3. Opt-out.  Doctors who opt out don’t submit any bills to Medicare. You are responsible for paying the entire cost of services.

Are there more Medicare doctors or less?

Despite predictions about people having trouble finding Medicare “accept assignment” doctors, research by the Henry J. Kaiser Family Foundations in 2015 found that more than 9 in 10 non-pediatric primary care physicians accept Medicare—about the same percentage as those who accept private insurance.

There may be pockets of the country—primarily in wealthier urban areas—where it’s a little harder to find doctors who accept Medicare. For example, New York City had a 76% accept assignment rate for Medicare beneficiaries in 2017, while Fargo, North Dakota had a 100% acceptance rate, according to Merritt Hawkins, a physician search firm.

Rather than opt out of Medicare, some doctors simply cap the number of Medicare patients they are treating, effectively limiting access for new Medicare beneficiaries. In a 2016 survey, the Texas Medical Association found that 35% of its members were not accepting new Medicare patients, up from 22% in 2000.

What to do if your doctor does not “accept assignment”
To avoid any opt out surprises, ask your physicians if they plan on continuing to accept Medicare. If the answer is “no,” start your search for new doctors before you turn age 65 so the transition will be smoother when you switch over to Medicare coverage.

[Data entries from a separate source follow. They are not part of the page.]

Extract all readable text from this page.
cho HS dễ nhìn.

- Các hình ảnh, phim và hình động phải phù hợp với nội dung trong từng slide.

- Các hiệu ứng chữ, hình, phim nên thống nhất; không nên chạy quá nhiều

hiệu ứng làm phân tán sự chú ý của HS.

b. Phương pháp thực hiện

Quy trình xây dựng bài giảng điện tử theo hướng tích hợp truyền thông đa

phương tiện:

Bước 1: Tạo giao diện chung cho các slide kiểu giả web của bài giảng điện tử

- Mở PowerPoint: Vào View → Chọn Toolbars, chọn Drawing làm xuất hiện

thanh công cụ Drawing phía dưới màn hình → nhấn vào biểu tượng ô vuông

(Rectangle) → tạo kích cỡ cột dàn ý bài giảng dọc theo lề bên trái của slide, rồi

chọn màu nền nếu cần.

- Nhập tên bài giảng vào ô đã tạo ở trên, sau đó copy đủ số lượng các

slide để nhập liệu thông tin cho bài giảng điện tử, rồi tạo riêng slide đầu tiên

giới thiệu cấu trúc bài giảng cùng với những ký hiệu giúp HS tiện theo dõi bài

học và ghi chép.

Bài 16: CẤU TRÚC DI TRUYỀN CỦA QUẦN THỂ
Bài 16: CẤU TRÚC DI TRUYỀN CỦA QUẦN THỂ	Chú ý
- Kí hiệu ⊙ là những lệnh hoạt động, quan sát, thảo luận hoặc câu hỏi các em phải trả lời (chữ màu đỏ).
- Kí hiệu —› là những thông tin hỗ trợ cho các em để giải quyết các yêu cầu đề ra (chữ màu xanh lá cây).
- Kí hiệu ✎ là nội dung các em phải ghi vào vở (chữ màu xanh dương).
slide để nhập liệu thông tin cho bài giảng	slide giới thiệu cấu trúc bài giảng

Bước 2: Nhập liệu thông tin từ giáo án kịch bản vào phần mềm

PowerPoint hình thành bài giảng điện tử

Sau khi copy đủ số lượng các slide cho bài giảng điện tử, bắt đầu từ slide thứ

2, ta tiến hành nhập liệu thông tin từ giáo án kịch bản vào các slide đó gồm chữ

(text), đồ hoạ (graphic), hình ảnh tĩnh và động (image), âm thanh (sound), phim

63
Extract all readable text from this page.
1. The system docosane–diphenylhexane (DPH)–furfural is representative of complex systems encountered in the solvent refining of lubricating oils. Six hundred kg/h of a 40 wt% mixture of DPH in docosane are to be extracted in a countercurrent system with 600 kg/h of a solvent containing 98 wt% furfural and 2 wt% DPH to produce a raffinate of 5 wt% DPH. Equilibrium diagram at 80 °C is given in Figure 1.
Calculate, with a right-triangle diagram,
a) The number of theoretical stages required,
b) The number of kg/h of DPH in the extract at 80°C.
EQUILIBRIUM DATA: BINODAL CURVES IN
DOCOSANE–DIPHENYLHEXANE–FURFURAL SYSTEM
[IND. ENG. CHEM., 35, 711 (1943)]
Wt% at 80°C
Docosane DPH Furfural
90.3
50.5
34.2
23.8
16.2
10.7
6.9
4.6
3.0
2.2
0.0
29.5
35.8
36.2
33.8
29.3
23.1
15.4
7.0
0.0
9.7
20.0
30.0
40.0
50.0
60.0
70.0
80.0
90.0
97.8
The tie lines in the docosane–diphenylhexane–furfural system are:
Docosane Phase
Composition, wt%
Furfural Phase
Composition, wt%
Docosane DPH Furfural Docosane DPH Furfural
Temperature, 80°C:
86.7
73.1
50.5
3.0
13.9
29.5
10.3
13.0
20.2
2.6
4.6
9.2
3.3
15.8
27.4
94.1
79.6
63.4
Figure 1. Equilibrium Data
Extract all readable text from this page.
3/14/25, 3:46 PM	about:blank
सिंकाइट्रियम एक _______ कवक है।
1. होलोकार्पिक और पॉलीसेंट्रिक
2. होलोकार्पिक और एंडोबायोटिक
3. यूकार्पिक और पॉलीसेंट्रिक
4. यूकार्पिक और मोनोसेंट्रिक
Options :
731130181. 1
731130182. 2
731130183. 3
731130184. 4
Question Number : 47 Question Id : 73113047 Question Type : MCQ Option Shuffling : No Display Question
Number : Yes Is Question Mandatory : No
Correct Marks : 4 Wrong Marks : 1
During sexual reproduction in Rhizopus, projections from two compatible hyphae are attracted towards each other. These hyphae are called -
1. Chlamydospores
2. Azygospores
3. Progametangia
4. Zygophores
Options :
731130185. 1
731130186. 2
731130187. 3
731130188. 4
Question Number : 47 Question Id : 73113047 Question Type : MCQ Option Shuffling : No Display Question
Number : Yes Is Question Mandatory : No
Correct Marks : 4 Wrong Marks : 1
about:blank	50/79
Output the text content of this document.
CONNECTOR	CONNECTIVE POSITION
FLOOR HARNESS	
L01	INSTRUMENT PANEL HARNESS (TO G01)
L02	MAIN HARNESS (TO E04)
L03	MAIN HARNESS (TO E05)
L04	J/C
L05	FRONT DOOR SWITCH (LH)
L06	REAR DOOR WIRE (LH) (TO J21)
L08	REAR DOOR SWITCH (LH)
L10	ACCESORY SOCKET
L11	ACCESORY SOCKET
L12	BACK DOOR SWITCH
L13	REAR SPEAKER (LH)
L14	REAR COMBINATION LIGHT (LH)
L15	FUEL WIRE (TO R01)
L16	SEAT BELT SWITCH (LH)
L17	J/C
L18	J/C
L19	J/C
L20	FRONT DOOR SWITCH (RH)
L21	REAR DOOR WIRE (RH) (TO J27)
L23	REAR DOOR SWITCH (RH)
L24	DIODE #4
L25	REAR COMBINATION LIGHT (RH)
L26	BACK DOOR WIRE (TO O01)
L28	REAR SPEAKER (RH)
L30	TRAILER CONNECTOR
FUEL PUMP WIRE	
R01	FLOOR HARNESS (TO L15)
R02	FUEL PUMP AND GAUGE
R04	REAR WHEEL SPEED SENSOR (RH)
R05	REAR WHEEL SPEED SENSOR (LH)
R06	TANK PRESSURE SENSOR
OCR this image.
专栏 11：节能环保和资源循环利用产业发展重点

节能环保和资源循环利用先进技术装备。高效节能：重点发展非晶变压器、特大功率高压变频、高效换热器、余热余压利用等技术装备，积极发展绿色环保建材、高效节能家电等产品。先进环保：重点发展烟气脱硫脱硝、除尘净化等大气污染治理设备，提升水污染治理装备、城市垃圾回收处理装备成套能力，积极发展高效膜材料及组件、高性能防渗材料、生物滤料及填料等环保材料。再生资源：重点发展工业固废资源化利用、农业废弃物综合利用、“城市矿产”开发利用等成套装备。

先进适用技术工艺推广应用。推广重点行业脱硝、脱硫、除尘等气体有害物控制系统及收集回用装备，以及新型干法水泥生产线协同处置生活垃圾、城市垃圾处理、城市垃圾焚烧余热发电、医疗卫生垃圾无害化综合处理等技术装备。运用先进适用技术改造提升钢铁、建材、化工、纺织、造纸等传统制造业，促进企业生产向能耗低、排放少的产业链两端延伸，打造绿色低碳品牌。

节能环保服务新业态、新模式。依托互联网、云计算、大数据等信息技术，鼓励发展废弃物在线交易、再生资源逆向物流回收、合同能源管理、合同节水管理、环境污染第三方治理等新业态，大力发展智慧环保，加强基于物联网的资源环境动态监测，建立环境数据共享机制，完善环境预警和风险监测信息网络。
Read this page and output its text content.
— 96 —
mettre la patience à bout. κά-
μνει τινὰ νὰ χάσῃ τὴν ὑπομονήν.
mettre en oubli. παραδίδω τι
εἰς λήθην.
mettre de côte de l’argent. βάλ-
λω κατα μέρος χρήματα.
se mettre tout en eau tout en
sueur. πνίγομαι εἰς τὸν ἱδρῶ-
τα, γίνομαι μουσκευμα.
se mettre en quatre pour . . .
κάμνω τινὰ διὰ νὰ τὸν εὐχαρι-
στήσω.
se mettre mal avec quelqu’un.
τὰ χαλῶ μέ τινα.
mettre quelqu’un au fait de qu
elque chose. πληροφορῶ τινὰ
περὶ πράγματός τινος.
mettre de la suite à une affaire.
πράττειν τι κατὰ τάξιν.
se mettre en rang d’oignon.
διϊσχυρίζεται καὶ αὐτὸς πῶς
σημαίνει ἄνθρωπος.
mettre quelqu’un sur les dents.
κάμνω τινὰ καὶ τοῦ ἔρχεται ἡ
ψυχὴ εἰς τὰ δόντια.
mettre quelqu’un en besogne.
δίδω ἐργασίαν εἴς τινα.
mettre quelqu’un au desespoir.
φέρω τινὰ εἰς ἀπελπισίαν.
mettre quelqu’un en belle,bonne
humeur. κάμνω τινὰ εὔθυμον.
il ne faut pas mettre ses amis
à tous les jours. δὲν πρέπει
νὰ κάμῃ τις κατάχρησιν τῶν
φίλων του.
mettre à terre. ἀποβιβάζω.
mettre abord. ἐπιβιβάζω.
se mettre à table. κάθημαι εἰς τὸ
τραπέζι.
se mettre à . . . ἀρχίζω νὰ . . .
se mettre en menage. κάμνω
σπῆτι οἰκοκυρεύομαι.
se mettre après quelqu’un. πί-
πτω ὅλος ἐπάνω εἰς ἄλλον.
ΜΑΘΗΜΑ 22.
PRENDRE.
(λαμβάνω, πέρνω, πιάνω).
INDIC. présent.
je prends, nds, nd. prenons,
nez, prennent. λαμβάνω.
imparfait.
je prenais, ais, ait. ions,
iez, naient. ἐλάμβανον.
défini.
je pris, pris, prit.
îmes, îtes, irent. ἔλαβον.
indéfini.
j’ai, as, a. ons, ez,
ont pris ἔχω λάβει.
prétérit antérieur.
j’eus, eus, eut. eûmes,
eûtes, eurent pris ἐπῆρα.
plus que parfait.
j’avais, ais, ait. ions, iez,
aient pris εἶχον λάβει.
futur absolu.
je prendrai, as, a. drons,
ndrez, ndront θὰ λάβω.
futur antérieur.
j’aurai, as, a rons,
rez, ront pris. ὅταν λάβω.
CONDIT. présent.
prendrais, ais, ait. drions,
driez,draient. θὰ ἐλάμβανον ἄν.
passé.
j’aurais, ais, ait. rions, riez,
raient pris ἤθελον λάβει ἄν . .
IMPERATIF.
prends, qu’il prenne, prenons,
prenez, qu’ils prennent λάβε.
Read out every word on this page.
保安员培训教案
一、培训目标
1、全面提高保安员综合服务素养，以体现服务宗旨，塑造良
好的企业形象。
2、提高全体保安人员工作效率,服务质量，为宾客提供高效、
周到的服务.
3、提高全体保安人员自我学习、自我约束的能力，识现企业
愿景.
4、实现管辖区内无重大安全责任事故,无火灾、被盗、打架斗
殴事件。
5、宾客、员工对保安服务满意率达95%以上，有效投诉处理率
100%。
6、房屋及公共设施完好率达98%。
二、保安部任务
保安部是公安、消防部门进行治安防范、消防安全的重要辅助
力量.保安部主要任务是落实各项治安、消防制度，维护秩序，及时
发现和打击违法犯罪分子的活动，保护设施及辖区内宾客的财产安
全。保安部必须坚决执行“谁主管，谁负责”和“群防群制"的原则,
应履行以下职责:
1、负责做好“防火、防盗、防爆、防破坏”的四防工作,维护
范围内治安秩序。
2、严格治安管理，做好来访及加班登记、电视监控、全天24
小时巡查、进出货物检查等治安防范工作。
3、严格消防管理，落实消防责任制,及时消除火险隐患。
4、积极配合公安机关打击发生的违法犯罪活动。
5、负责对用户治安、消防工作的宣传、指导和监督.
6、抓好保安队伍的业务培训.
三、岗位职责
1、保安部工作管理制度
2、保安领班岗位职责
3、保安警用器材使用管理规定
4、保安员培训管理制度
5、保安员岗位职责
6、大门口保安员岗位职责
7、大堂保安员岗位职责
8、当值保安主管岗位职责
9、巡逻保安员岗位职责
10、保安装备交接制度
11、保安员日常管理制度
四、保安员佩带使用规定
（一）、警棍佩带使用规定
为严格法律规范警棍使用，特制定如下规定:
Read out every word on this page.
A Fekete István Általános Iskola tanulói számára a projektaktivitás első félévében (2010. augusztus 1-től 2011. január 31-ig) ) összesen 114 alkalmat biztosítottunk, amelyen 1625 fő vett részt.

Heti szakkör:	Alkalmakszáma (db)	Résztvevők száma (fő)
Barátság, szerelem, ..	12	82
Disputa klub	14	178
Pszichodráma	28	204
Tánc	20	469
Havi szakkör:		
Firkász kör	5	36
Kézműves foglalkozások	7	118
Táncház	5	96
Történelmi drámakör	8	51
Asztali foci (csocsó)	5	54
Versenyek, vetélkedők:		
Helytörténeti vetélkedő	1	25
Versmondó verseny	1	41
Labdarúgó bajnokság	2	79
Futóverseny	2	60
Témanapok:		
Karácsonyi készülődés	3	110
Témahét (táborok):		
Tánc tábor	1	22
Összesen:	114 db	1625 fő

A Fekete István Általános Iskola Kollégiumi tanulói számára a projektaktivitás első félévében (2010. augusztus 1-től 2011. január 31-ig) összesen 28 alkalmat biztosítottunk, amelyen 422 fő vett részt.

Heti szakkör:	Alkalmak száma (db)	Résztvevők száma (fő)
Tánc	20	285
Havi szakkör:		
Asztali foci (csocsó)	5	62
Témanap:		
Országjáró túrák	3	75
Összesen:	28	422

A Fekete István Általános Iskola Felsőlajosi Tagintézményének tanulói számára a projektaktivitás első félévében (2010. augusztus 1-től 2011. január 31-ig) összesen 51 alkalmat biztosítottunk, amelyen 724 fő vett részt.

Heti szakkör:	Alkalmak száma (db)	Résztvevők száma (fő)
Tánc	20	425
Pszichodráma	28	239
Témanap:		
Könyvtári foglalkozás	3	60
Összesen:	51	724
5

  • Check the Physician Compare Directory on medicare.gov. You can search for Medicare doctors by ZIP code. It’s a good idea to call doctor candidates to make sure they are still on board with the program.
  • Ask for referrals. Ask your trusted doctors for names of other physicians who may accept Medicare.
  • Negotiate lower fees. If you just can’t leave your opt-out doctor, ask for discounts for prompt cash payments. Many doctors will lower fees if they know you have to pay out-of-pocket.
  • Consider urgent care or clinics for routine medical issues. Most clinics accept Medicare, but check those in your area in advance.
  • Pay for a concierge. Some physicians are converting their practice to a concierge model, where patients pay a monthly or annual fee and then receive certain medical services. This option generally is for wealthier patients who don’t want to feel like they are part of a large volume practice in which doctor-patient time is limited.

Understand your options and be proactive

The vast majority of seniors heading into the Medicare system will find it a seamless transition with their current health care providers. If you are among the few who must search for new doctors, with a little bit of pre-planning you should be able to build trusted relationships with good doctors before you get your Medicare card.